The sign convention for the mirror was developed with the notion that items are always placed on the left side of the mirror, causing incident light to pass from left to right. For spherical mirrors, the following sign convention applies:

• From the pole, every measurement is taken.
• When measured in the direction of the incoming light, distances are thought of as positive; but, when measured in the opposite direction, they are thought of as negative.
• Upward values are positive and descending values are negative when measuring distances perpendicular to the main axis.

Sign Convention Diagram

Sign Convention for Concave and Convex Mirror

Concave Mirror Sign Convention

• The distance of the object seems to be negative since it is always in front of the mirror.
• The concave mirror’s focal length and radius of curvature are both viewed as negative since the focus and centre of curvature are in front of the concave mirror.
• The distance is determined as – (negative) when the image forms in front of the mirror and as + (positive) when it does so behind the mirror (positive).
• When an image is upright, height is positive; when it is inverted, height is perceived negatively.

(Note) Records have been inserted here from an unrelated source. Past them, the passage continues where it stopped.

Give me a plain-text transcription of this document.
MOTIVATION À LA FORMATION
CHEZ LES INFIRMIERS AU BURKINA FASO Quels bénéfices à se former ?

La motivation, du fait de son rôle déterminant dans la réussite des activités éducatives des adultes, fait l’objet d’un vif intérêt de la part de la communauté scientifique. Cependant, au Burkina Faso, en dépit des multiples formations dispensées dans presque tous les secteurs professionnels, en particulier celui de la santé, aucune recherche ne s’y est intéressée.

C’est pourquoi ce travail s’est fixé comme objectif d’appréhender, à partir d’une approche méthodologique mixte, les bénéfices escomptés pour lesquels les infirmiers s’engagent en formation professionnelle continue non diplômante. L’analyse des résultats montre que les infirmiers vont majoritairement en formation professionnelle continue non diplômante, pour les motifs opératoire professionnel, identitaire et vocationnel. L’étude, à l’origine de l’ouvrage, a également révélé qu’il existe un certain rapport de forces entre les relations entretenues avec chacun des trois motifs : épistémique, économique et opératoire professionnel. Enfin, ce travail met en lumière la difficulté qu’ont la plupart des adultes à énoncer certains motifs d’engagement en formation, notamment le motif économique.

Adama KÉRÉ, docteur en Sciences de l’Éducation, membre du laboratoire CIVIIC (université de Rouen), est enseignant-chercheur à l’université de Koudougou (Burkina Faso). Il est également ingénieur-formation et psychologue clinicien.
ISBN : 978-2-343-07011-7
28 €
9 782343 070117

Convex Mirror Sign Convention

• The object distance is displayed as negative since the object is always in front of the mirror.
• The radius of curvature and focal length are viewed as + (positive) in the case of a convex mirror since the centre of curvature and focus is located behind the convex mirror.
• Since convex mirrors always form an image behind a mirror, the image’s distance is considered to be positive.
• Since an upright image always forms when using a convex mirror, the image’s height is seen as positive.

Mirror Formula

The distance between an object’s main axis point and the mirror’s pole is referred to as the object distance and is presented by u. The image distance is the distance between a spherical mirror‘s pole and the location of an item on its primary axis and marked with v. Therefore, the formula for the focal length (f) in a spherical mirror can be expressed as                                                                                                                                                                                                      1⁄f = 1⁄u + 1⁄v

Summary

To understand the relationship between the object distance, its image distance, and focal length, the Sign convention is a crucial component of this topic. Additionally, due to the Cartesian system we utilise in the unique mirror sign convention, all mirrors have distinct signs for many variables. We put up a relationship between them using the mirror formula to gain a clearer image, and we can utilise this relationship to solve our numerical difficulties.

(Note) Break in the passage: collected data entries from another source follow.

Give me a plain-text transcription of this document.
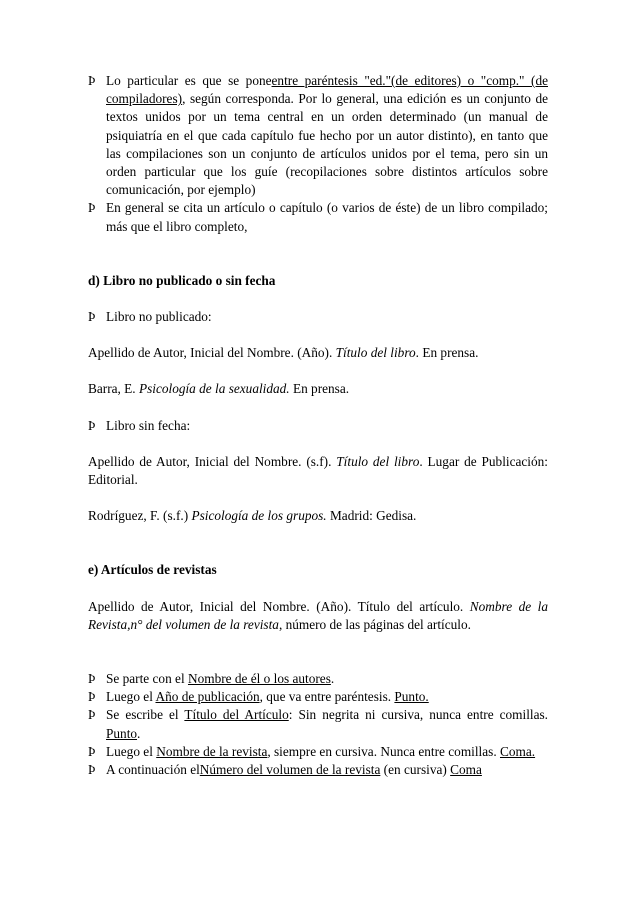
Þ Lo particular es que se poneentre paréntesis "ed."(de editores) o "comp." (de compiladores), según corresponda. Por lo general, una edición es un conjunto de textos unidos por un tema central en un orden determinado (un manual de psiquiatría en el que cada capítulo fue hecho por un autor distinto), en tanto que las compilaciones son un conjunto de artículos unidos por el tema, pero sin un orden particular que los guíe (recopilaciones sobre distintos artículos sobre comunicación, por ejemplo)
Þ En general se cita un artículo o capítulo (o varios de éste) de un libro compilado; más que el libro completo,

d) Libro no publicado o sin fecha

Þ Libro no publicado:

Apellido de Autor, Inicial del Nombre. (Año). Título del libro. En prensa.

Barra, E. Psicología de la sexualidad. En prensa.

Þ Libro sin fecha:

Apellido de Autor, Inicial del Nombre. (s.f). Título del libro. Lugar de Publicación: Editorial.

Rodríguez, F. (s.f.) Psicología de los grupos. Madrid: Gedisa.

e) Artículos de revistas

Apellido de Autor, Inicial del Nombre. (Año). Título del artículo. Nombre de la Revista,n° del volumen de la revista, número de las páginas del artículo.

Þ Se parte con el Nombre de él o los autores.
Þ Luego el Año de publicación, que va entre paréntesis. Punto.
Þ Se escribe el Título del Artículo: Sin negrita ni cursiva, nunca entre comillas. Punto.
Þ Luego el Nombre de la revista, siempre en cursiva. Nunca entre comillas. Coma.
Þ A continuación elNúmero del volumen de la revista (en cursiva) Coma
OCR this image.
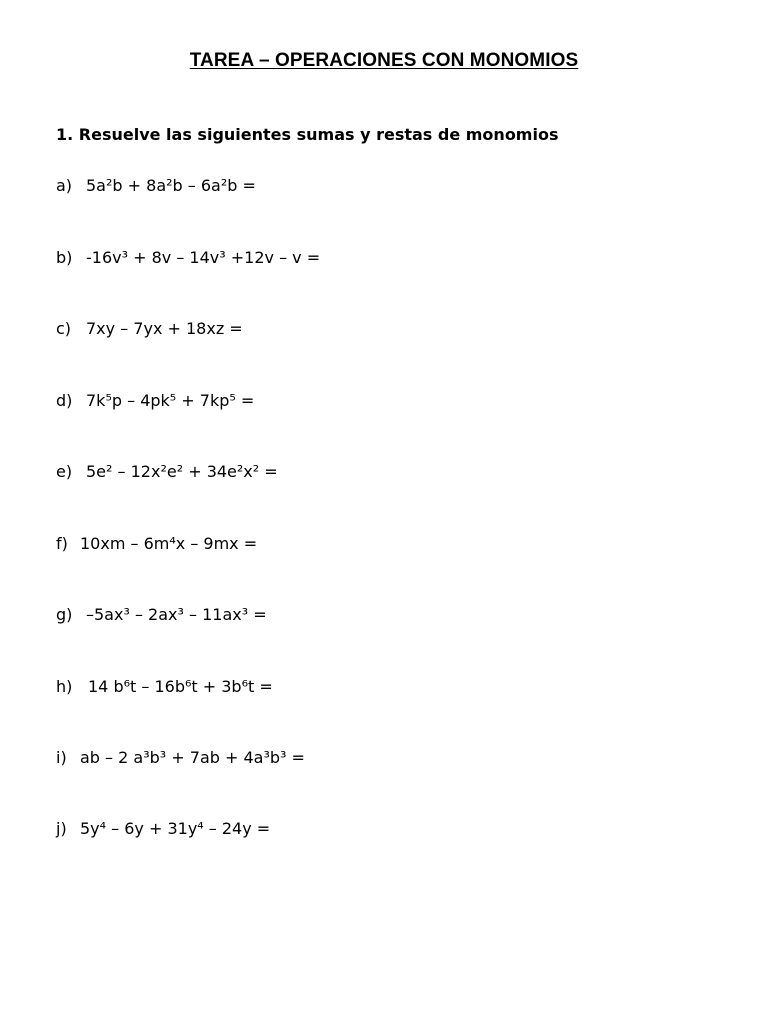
TAREA – OPERACIONES CON MONOMIOS
1. Resuelve las siguientes sumas y restas de monomios
a) 5a²b + 8a²b – 6a²b =
b) -16v³ + 8v – 14v³ +12v – v =
c) 7xy – 7yx + 18xz =
d) 7k⁵p – 4pk⁵ + 7kp⁵ =
e) 5e² – 12x²e² + 34e²x² =
f) 10xm – 6m⁴x – 9mx =
g) –5ax³ – 2ax³ – 11ax³ =
h) 14 b⁶t – 16b⁶t + 3b⁶t =
i) ab – 2 a³b³ + 7ab + 4a³b³ =
j) 5y⁴ – 6y + 31y⁴ – 24y =
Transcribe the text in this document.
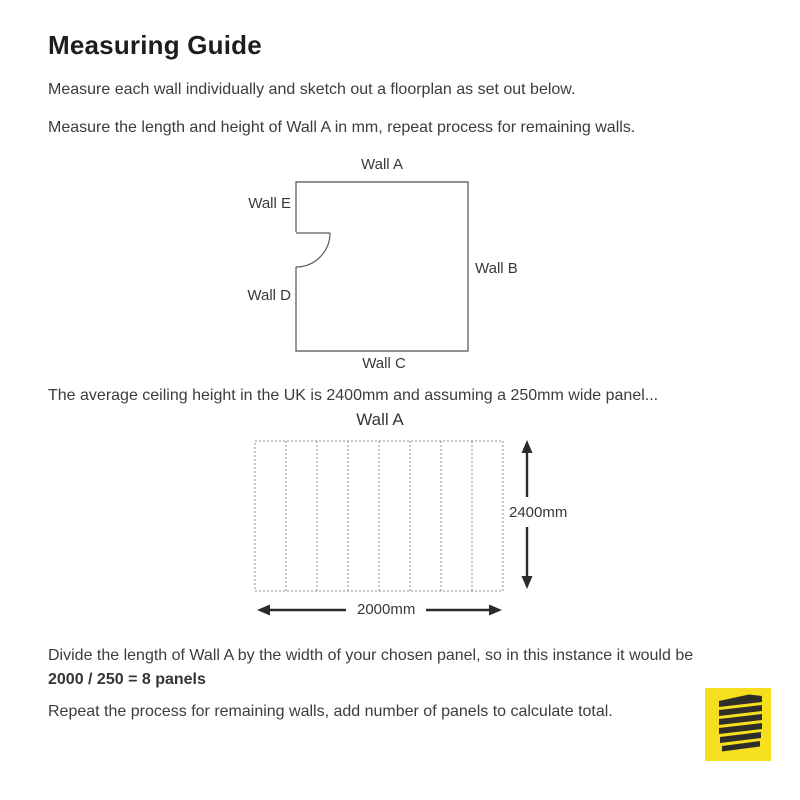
Measuring Guide

Measure each wall individually and sketch out a floorplan as set out below.

Measure the length and height of Wall A in mm, repeat process for remaining walls.

Wall A
Wall E
Wall B
Wall D
Wall C

The average ceiling height in the UK is 2400mm and assuming a 250mm wide panel...

Wall A
2400mm
2000mm

Divide the length of Wall A by the width of your chosen panel, so in this instance it would be

2000 / 250 = 8 panels

Repeat the process for remaining walls, add number of panels to calculate total.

Frequently Asked Questions (FAQs)

1. Is the Object Distance Positive or Negative in the Concave Mirror?

Ans: A concave or convex mirror’s object distance is always negative because objects are always positioned on the left side of the mirror, and a spherical mirror’s sign convention dictates that distances to the left of the mirror are always negative. When an image forms on a concave mirror, the image distance v will be negative if it does so on the left side and positive if it does so on the right.

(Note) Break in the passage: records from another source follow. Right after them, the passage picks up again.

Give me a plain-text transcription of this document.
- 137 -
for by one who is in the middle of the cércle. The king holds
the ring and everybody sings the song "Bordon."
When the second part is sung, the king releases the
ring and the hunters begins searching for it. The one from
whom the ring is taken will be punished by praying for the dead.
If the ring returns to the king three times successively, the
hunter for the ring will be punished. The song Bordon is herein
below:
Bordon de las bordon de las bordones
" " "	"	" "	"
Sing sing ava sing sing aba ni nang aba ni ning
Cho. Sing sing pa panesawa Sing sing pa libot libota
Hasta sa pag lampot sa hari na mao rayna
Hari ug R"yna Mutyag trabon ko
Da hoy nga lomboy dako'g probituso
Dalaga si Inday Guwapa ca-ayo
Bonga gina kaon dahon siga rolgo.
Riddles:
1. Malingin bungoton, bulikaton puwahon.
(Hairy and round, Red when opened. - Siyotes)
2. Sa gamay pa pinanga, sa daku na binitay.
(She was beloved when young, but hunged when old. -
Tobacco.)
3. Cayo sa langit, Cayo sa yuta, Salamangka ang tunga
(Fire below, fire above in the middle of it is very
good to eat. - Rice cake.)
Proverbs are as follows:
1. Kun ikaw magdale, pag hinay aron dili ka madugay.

2. What is a Virtual Image?

Ans: Anything that is placed in front of a mirror produces an image. The image is a real image if the object’s light rays strike the mirror, reflect off of it, and then coalesce to form the image. If the image must be produced by extrapolating the reflected light beams backwards rather than converging, it is referred to as a virtual image. Any kind of mirror, whether concave, convex, or planar, may create a virtual picture. These pictures are displayed on the lens or the mirror.

3. What is the Sign Convention we use in the Concave Mirror?

Ans: The object’s symbol is interpreted negatively since it is constantly placed in front of the mirror. The focal length and radius of curvature have negative signs because the concave mirror‘s centre of curvature and focus are in front of it. An image’s height is seen positively while it is upright and negatively when it is inverted. When an image forms in front of the mirror, the distance is estimated as – (negative), and when it forms behind the mirror, the distance is calculated as + (positive) (positive).